A lot depends on the way in which you use your van. If you park up for two or three days then your current battery would struggle if you use your TV etc every night but if you are only doing one night stays then you engine alternator should provide your current battery with sufficient charge.


----------



## cabby (May 14, 2005)

A lot of us run at least one bat of 110, however if you can find room have a second bat of the same size installed. The dealer should be able to do this for you.

cabby


----------



## antnsher (Jun 9, 2011)

thanks for your quick replies.the mh is a bess e745.i now seem to remember seeing 2 batteries 1 engine and other under seat which i guess may restrict size a little.does going from 85 to 110 make alot of difference.told you i knw nothing when it comes to electric


----------



## BillCreer (Jan 23, 2010)

Hi,
You get about 25% more/ longer electricity from the 110 amp.

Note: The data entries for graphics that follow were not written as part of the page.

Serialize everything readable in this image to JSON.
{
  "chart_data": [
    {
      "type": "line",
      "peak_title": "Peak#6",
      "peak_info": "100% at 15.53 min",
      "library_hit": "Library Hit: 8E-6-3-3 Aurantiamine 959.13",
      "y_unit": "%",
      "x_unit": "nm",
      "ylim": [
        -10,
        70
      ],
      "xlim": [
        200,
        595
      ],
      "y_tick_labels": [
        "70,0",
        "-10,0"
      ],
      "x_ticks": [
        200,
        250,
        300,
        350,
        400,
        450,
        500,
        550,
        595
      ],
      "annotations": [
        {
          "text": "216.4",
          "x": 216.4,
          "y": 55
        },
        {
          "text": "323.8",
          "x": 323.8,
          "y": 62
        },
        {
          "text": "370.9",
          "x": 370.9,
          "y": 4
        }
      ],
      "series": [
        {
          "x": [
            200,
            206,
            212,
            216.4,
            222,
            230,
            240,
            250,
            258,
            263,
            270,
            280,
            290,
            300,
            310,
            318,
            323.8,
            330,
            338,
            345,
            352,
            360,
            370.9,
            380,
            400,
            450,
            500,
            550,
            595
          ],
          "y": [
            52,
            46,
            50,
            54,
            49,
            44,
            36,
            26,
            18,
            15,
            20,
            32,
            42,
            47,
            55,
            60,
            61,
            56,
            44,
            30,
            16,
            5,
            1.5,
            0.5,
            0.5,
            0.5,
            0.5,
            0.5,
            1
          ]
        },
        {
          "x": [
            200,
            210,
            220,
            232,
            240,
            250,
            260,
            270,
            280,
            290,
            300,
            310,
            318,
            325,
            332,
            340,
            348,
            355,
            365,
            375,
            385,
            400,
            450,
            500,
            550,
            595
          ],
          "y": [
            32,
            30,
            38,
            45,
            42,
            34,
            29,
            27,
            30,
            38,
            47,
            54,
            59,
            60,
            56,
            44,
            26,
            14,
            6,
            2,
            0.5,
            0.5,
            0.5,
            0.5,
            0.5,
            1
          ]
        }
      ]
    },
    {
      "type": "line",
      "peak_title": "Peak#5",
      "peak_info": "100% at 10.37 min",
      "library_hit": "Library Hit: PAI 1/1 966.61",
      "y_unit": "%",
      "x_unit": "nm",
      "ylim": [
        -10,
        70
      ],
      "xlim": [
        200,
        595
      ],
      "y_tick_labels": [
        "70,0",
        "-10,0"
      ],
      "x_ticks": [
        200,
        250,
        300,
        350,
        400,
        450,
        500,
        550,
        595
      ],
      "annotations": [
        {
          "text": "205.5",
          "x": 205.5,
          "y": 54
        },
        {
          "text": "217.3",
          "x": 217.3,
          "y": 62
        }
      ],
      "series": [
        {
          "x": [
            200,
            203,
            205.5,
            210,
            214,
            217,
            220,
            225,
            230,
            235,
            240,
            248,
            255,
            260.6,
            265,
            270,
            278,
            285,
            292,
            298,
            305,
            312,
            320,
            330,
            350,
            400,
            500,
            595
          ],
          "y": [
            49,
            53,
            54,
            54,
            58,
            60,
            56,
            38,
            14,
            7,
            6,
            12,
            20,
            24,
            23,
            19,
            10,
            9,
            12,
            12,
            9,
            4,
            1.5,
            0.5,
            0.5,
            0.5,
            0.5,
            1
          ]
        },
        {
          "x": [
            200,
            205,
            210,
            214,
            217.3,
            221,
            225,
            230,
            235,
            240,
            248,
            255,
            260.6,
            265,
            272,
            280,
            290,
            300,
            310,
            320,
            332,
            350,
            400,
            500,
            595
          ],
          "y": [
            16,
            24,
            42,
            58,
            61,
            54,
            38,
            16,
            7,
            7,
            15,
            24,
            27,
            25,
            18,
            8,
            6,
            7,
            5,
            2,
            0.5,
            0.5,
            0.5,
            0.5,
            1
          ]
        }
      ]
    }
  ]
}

If I had 85 amp and it needed replacing I would go for a 110 amp, if it fitted, as they are not that much more expensive. 
If your 85 amp is still ok and you don't "wild camp", no EHU, then don't waste your money on new batteries.
I've been using an 85amp up till recently quite happily and have only upgraded because the old one was over 10yrs and two matched s/hand ones became available otherwise I would have probably settled for one 110amp.


----------



## geordie01 (Apr 20, 2006)

We have a 85 amp battery and regularly stop on aires but mostly 1 nighters and the battery gets recharged when we move the next day and we have had no problems in 5 years but if i had to renew it i would go for 110 amp.


----------